Updated

The woman at the center of a scandal that forced West Virginia University's president to resign last year demanded an explanation Friday why her master's degree was revoked but 288 other apparently deficient degrees will be allowed to stand.

In a letter to the university's Board of Governors, obtained by The Associated Press, Heather Bresch said she has "no choice but to revisit my options," given recent revelations in a report on degree-granting and record-keeping practices at the university between 1997 and 2008.

Bresch said she is not suggesting the other degrees be rescinded.

"Rather, I am asking for a detailed explanation of what differentiates my situation from them," wrote the daughter of Democratic Gov. Joe Manchin and executive of Pennsylvania-based generic drug maker Mylan Inc. Bresch has repeatedly insisted she earned her degree, but did not say in the letter whether she wants it restored.

Board Chairwoman Carolyn Long said the letter will be referred to the provost's office and declined to comment further.

Jason Parsons, the board's student representative, said, "I think there are a lot of questions that people have, and those questions are legitimate and should be answered."

WVU requested the review by the American Association of Collegiate Registrars and Admissions Officers after Bresch was retroactively awarded an executive master's of business administration in October 2007 that investigators later concluded she had not earned.

The investigators found administrators and academic officers in the College of Business and Economics added missing courses and grades to her transcript. Bresch was 12 credit hours short of the required 48.

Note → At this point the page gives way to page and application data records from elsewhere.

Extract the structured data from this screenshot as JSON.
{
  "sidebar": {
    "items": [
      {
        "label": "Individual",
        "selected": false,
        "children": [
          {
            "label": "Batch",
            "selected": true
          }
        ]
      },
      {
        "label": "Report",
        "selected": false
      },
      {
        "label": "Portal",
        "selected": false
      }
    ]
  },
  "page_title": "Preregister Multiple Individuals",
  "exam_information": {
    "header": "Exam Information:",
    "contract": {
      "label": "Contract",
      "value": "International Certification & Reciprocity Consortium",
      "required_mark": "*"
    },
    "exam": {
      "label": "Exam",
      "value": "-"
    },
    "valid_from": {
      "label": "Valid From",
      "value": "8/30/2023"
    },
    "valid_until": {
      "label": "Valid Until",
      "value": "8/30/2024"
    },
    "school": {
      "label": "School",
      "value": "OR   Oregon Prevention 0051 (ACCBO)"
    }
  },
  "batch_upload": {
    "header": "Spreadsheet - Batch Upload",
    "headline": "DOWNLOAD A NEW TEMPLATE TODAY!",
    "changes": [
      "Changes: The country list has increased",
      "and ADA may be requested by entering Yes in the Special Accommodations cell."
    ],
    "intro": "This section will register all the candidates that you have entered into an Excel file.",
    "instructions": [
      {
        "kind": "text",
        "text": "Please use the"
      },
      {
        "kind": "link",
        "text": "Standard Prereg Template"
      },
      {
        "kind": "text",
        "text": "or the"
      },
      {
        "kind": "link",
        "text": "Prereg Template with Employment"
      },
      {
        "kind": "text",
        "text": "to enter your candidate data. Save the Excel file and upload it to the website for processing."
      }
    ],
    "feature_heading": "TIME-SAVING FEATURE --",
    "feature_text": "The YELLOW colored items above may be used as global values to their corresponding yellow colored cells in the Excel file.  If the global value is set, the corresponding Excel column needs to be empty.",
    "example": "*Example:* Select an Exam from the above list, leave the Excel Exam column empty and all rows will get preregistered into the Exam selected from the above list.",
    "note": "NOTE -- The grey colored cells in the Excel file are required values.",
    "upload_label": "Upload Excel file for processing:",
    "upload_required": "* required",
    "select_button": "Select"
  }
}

Bresch has repeatedly insisted she substituted work experience for classroom work in her final semester with the blessing of then-program director Paul Speaker -- an assertion Speaker has denied. Her letter also includes a copy of an internal business school record, showing she graduated in 1999 with a 3.0 grade-point average.

The association's report found 27 eMBA degrees like Bresch's were awarded despite apparent credit-hour deficiencies or other records discrepancies. So were 261 undergraduate degrees.

But Interim President Peter Magrath said Monday that while the 261 will be further examined, all 288 degrees will stand. While Bresch's degree was not awarded until years after she left the program, the others were awarded in a timely way, he said.

The AACRAO report also suggests WVU might have a difficult time proving "just cause" for revoking the degrees, such as fraud, deceit or error by the student.

Graduates, however, might have grounds to sue for breach of contract if their degrees are revoked, attorney Saundra Schuster wrote.

The report shows other eMBA graduates were allowed to substitute work experience for credit hours, and Bresch said she was shocked that AACRAO did not interview Speaker, who ran the eMBA program for eight of the 10 years in question. She also contends the new report undermines a key conclusion of the panel that investigated her situation.

The panel said institutional failures surrounding her degree were "unique," but she says the AACRAO report shows larger systemic problems with record keeping that continue to exist.

David C. Hardesty was president at WVU for all but the last year of the AACRAO review. He was replaced in the fall of 2007 by politically connected attorney Mike Garrison, whose appointment had been widely criticized by faculty, many of whom had supported another candidate.

Garrison and Bresch are longtime friends, and her boss is a benefactor of both the governor and WVU.

The panel investigating the Bresch matter concluded that while neither she nor Garrison did anything wrong, there was "palpable pressure" from the administration to accommodate Bresch.

Garrison ultimately resigned, while others involved in the matter were demoted.